Une chambre est consacrée aux spectacles: l’historique KARAGÖZ, d’origine chinoise et importé chez les turcs par les premiers artistes du guignol turc. Toutes les marionnettes, jeux d’ombres turcs, avec leur décors, sont conservés également dans cette pièce. Ces silhouettes sont découpéees dans des peaux de chameaux et coloriées.
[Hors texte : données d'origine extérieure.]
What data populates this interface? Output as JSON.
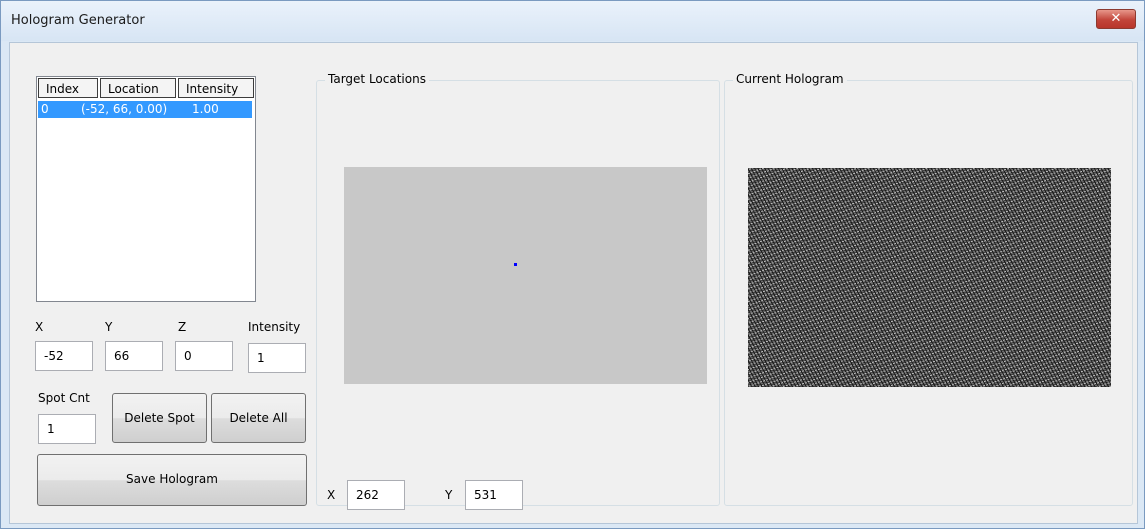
{
  "window": {
    "title": "Hologram Generator",
    "close_glyph": "✕"
  },
  "spot_list": {
    "columns": [
      "Index",
      "Location",
      "Intensity"
    ],
    "rows": [
      {
        "index": "0",
        "location": "(-52, 66, 0.00)",
        "intensity": "1.00"
      }
    ],
    "selection_color": "#3399ff"
  },
  "coords": {
    "x_label": "X",
    "y_label": "Y",
    "z_label": "Z",
    "intensity_label": "Intensity",
    "x_value": "-52",
    "y_value": "66",
    "z_value": "0",
    "intensity_value": "1"
  },
  "spot_count": {
    "label": "Spot Cnt",
    "value": "1"
  },
  "buttons": {
    "delete_spot": "Delete Spot",
    "delete_all": "Delete All",
    "save_hologram": "Save Hologram"
  },
  "target_locations": {
    "title": "Target Locations",
    "x_label": "X",
    "x_value": "262",
    "y_label": "Y",
    "y_value": "531",
    "canvas_color": "#c8c8c8",
    "spot_color": "#0000ff"
  },
  "current_hologram": {
    "title": "Current Hologram"
  }
}
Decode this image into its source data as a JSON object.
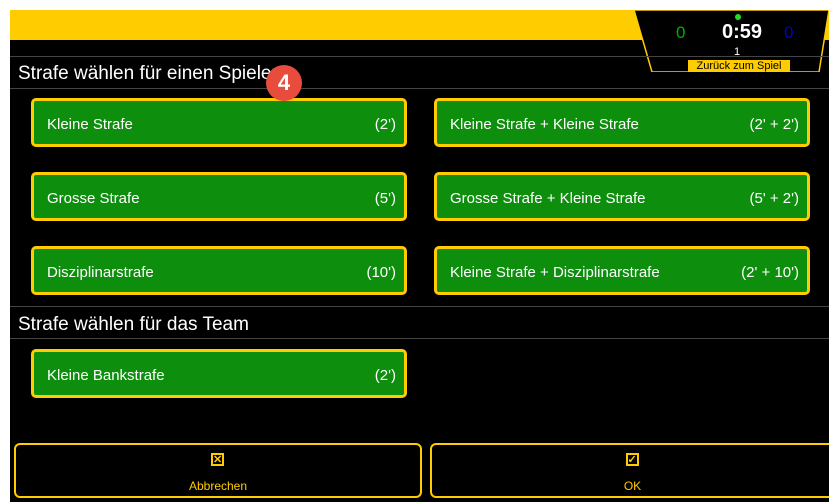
{
  "scoreboard": {
    "home_score": "0",
    "clock": "0:59",
    "away_score": "0",
    "period": "1",
    "back_label": "Zurück zum Spiel"
  },
  "sections": {
    "player_title": "Strafe wählen für einen Spieler",
    "team_title": "Strafe wählen für das Team"
  },
  "player_penalties": [
    {
      "label": "Kleine Strafe",
      "duration": "(2')"
    },
    {
      "label": "Kleine Strafe + Kleine Strafe",
      "duration": "(2' + 2')"
    },
    {
      "label": "Grosse Strafe",
      "duration": "(5')"
    },
    {
      "label": "Grosse Strafe + Kleine Strafe",
      "duration": "(5' + 2')"
    },
    {
      "label": "Disziplinarstrafe",
      "duration": "(10')"
    },
    {
      "label": "Kleine Strafe + Disziplinarstrafe",
      "duration": "(2' + 10')"
    }
  ],
  "team_penalties": [
    {
      "label": "Kleine Bankstrafe",
      "duration": "(2')"
    }
  ],
  "badge": "4",
  "footer": {
    "cancel_label": "Abbrechen",
    "cancel_icon": "x-box-icon",
    "ok_label": "OK",
    "ok_icon": "checkbox-icon"
  },
  "colors": {
    "accent": "#ffcc00",
    "button_green": "#0d8f0d",
    "badge": "#e74c3c"
  }
}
Les dames, les beys dandies, le riche commerçant, l’ivrogne, le vagebond, le nain, le juif usurier, le génie, le changeur de monnaies, tous ces types, intimement liés à la vie turque et aux mœurs d’Istanbul, participent à des pièces humoristiques, souvent osées. Il défilaient à la lumière d’une bougie sur un écran, donnant aux auditeurs des leçons de philosophie où la critique.
Le spectacle des ombres débutait par une ouverture de musique orientale appropriée, suivie d’un prologue donnant un aperçu du sens philosophique du spectacle qui allait suivre.
Des fantoches et des modèles de l’Orta Oyunu, font suite à cette exposition.
Puis, y exposé, le premier piano introduit à Istanbul, en 1827, et de date plus récente, la première urne qui servit aux élections parlementaires de 1876.
Dans les corridors, des images des premiers uniformes des armées de mer et de terre, y ont pris place, avec d’autres oarures de vetêments militaires, placés dans les vitrines.